Estavam em Sócrates a genialidade de Vinicius e a calma irritante de João Gilberto, fosse o Magrão integrante da Bossa Nova. Sócrates dançava conforme o ritmo, impondo sobre o gramado sua coletânea clássica desenvolvida por invisível violino. Passadas largas, estabelecia seu movimento de enganosa lerdeza, levando os outros 21 homens na disputa a caçá-lo em câmera lenta, infrutífera artimanha.

As pernas de palito em carne e osso distribuíam passes certeiros tirados do pensamento de águia de um jamais atleta a mover-se em permanente processo de criação. Lindos acordes acompanhados pelo deleite das arquibancadas.

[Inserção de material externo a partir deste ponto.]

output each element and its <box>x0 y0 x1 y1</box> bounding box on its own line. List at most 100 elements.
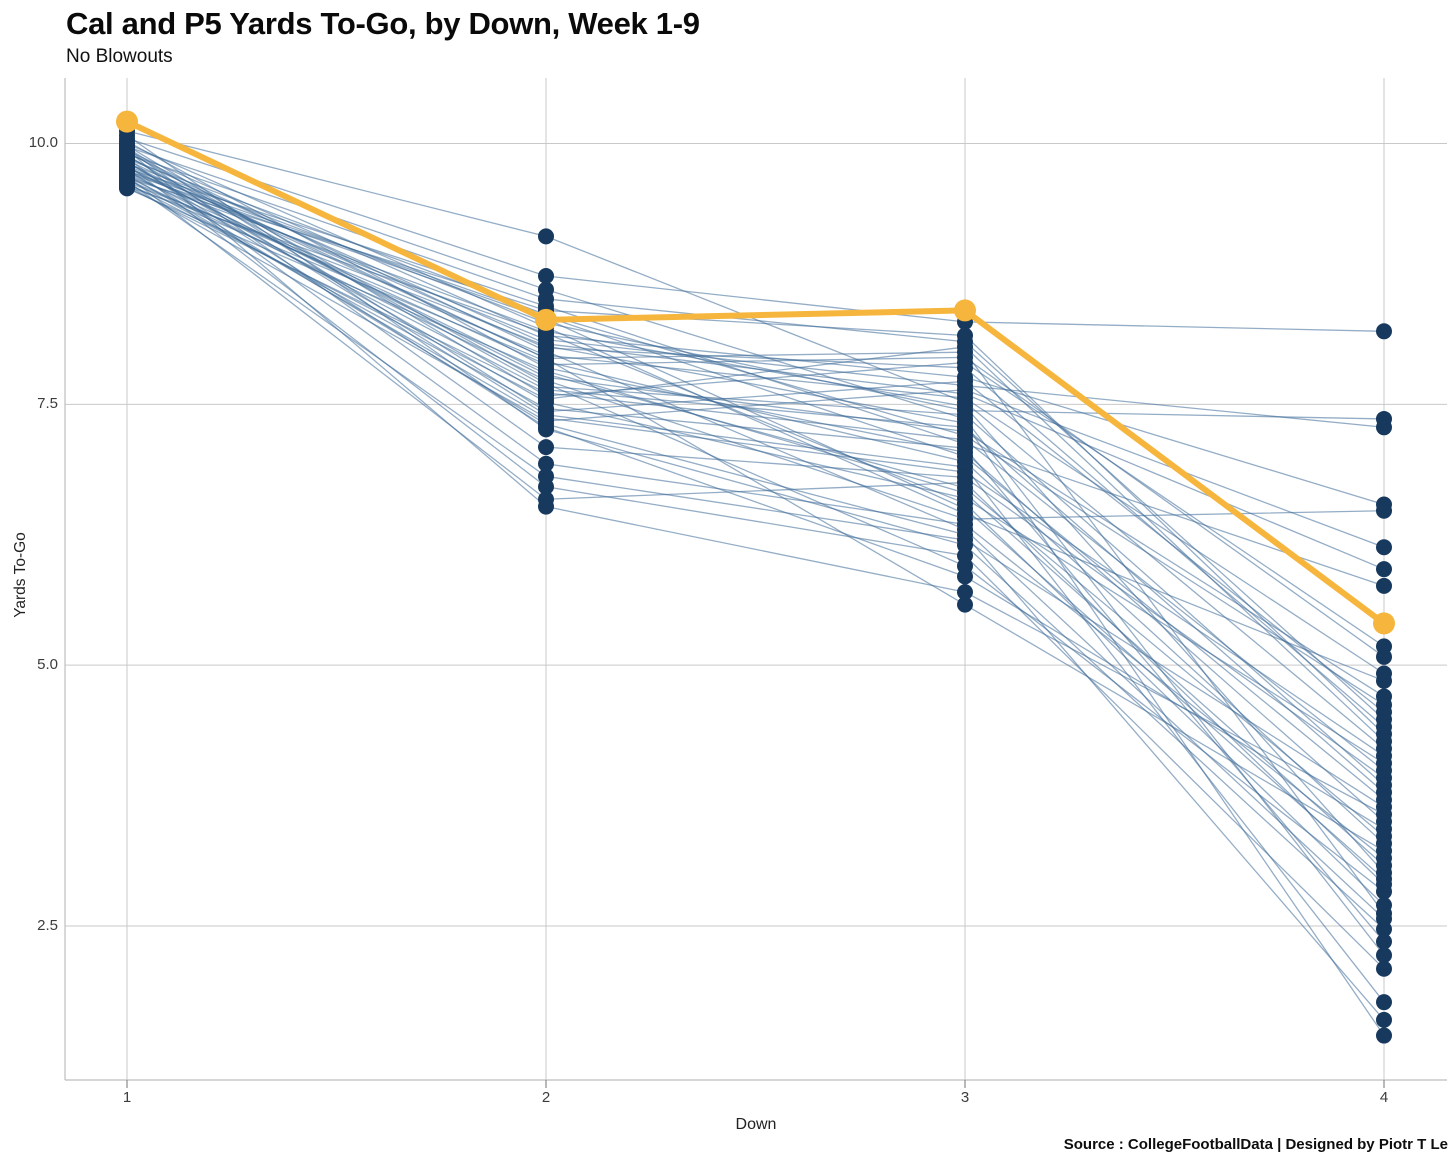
p5-team-line <box>126 130 1385 750</box>
p5-team-point <box>1376 806 1392 823</box>
x-tick-label-4: 4 <box>1379 1089 1389 1106</box>
p5-team-line <box>126 134 1385 930</box>
x-axis-title: Down <box>735 1116 777 1133</box>
p5-team-line <box>126 187 1385 866</box>
p5-team-point <box>119 141 135 158</box>
p5-team-line <box>126 159 1385 914</box>
p5-team-point <box>957 584 973 601</box>
p5-team-point <box>1376 1027 1392 1044</box>
cal-point <box>535 308 557 331</box>
p5-team-point <box>119 155 135 172</box>
p5-team-line <box>126 173 1385 658</box>
chart-title: Cal and P5 Yards To-Go, by Down, Week 1-… <box>66 6 700 41</box>
p5-team-point <box>957 338 973 355</box>
y-axis-title: Yards To-Go <box>12 532 29 618</box>
p5-team-line <box>126 170 1385 428</box>
cal-point <box>116 110 138 133</box>
cal-line <box>124 118 1387 627</box>
x-tick-label-3: 3 <box>960 1089 970 1106</box>
p5-team-line <box>126 152 1385 920</box>
p5-team-point <box>1376 419 1392 436</box>
p5-team-point <box>1376 876 1392 893</box>
p5-team-line <box>126 183 1385 845</box>
p5-team-line <box>126 186 1385 772</box>
p5-team-line <box>126 163 1385 970</box>
p5-team-point <box>1376 857 1392 874</box>
cal-point <box>1373 612 1395 635</box>
p5-team-point <box>1376 747 1392 764</box>
p5-team-point <box>538 419 554 436</box>
y-tick-label-5: 5.0 <box>37 656 58 673</box>
p5-team-point <box>1376 842 1392 859</box>
p5-team-line <box>126 172 1385 880</box>
p5-team-line <box>126 165 1385 698</box>
p5-team-point <box>957 423 973 440</box>
p5-team-point <box>1376 1011 1392 1028</box>
p5-team-line <box>126 155 1385 786</box>
p5-team-point <box>1376 648 1392 665</box>
p5-team-point <box>119 167 135 184</box>
p5-team-point <box>1376 777 1392 794</box>
p5-team-point <box>1376 791 1392 808</box>
cal-point <box>954 299 976 322</box>
source-credit: Source : CollegeFootballData | Designed … <box>1063 1136 1448 1153</box>
p5-team-point <box>1376 561 1392 578</box>
p5-team-point <box>1376 762 1392 779</box>
p5-team-line <box>126 169 1385 1021</box>
p5-team-line <box>126 157 1385 859</box>
p5-team-line <box>126 142 1385 682</box>
p5-team-point <box>957 448 973 465</box>
p5-team-point <box>1376 688 1392 705</box>
p5-team-point <box>538 350 554 367</box>
p5-team-point <box>1376 665 1392 682</box>
p5-team-line <box>126 175 1385 885</box>
p5-team-line <box>126 153 1385 720</box>
x-tick-label-1: 1 <box>122 1089 132 1106</box>
p5-team-point <box>957 406 973 423</box>
p5-team-point <box>538 455 554 472</box>
p5-team-point <box>957 568 973 585</box>
p5-team-line <box>126 162 1385 852</box>
p5-team-point <box>957 373 973 390</box>
p5-team-point <box>1376 960 1392 977</box>
p5-team-point <box>1376 704 1392 721</box>
p5-team-point <box>957 596 973 613</box>
p5-team-line <box>126 176 1385 520</box>
y-tick-label-7-5: 7.5 <box>37 395 58 412</box>
chart-subtitle: No Blowouts <box>66 46 173 67</box>
p5-team-point <box>538 369 554 386</box>
p5-team-point <box>538 468 554 485</box>
p5-team-point <box>957 521 973 538</box>
y-tick-label-2-5: 2.5 <box>37 917 58 934</box>
p5-team-point <box>538 268 554 285</box>
p5-team-line <box>126 174 1385 757</box>
p5-team-line <box>126 137 1385 332</box>
p5-team-point <box>1376 933 1392 950</box>
x-tick-label-2: 2 <box>541 1089 551 1106</box>
p5-team-point <box>538 403 554 420</box>
p5-team-line <box>126 170 1385 801</box>
p5-team-point <box>538 228 554 245</box>
p5-team-point <box>1376 947 1392 964</box>
p5-team-point <box>1376 820 1392 837</box>
p5-team-point <box>1376 994 1392 1011</box>
p5-team-point <box>957 327 973 344</box>
p5-team-line <box>126 175 1385 874</box>
p5-team-point <box>1376 733 1392 750</box>
p5-team-point <box>1376 323 1392 340</box>
p5-team-line <box>126 185 1385 906</box>
p5-team-line <box>126 178 1385 943</box>
p5-team-point <box>538 439 554 456</box>
p5-team-line <box>126 149 1385 815</box>
p5-team-point <box>957 547 973 564</box>
p5-team-point <box>957 474 973 491</box>
p5-team-point <box>1376 502 1392 519</box>
y-tick-label-10: 10.0 <box>28 134 58 151</box>
p5-team-point <box>538 491 554 508</box>
p5-team-line <box>126 181 1385 1036</box>
p5-team-line <box>126 179 1385 675</box>
p5-team-point <box>119 180 135 197</box>
p5-team-point <box>1376 539 1392 556</box>
p5-team-line <box>126 182 1385 742</box>
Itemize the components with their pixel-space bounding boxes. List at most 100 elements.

Sócrates pagou caro por se envolver politicamente sem deixar clara, de verdade, sua ideologia, fruto de uma inquietude conhecida a partir do primeiro pêndulo corporal até a batida de calcanhar direto no companheiro próximo. Se entendeu melhor com Palhinha, técnico, malandro e habilidoso, ambos campeões paulistas de 1979.

Em 1982, com Zico, Falcão, Leandro(um mágico usando a camisa 2), Júnior e Éder, formou um sexteto violado de fintas e desfile de jogadas sinfônicas.

Hoje, faz 10 anos da morte de Sócrates, que nunca deixou seu copo de cerveja tampouco seu cigarro para obedecer a ninguém. O técnico Telê Santana, tido como rabugento, sabia que não poderia abrir mão do seu camisa 8 e deixava-o livre. Para dar o petardo do empate contra a União Soviética(Brasil 2×1) e bater entre o goleiro Zoff e a trave na derrota para a Itália(2×3) no gol do empate em 1×1, criação artesanal de Zico ao enxergar o espaço para servir ao Magrão.

Alguns idiotas protestaram pelo cumprimento de Sócrates ao primeiro italiano que encontrou ao apito final da derrota para a Azzurra. Sócrates compreendia o futebol como jogo limpo, sem a neurose do vida ou morte banalizado. Também reclamaram do pênalti perdido por displicência contra a França, em 1986, repetindo o canto que acertara contra a Polônia nas quartas.

O futebol anda chato e uma das razões é a ausência de Sócrates, polemista irritante para adversários burros e frasista demolidor de conservadores. Liberdade. Há uma década, o Magrão, após o sofrimento do álcool, incompreendido e secundarizado em sua importância, passeia pelos clássicos eternos, onde não há cronômetros nem medíocres a incomodá-lo.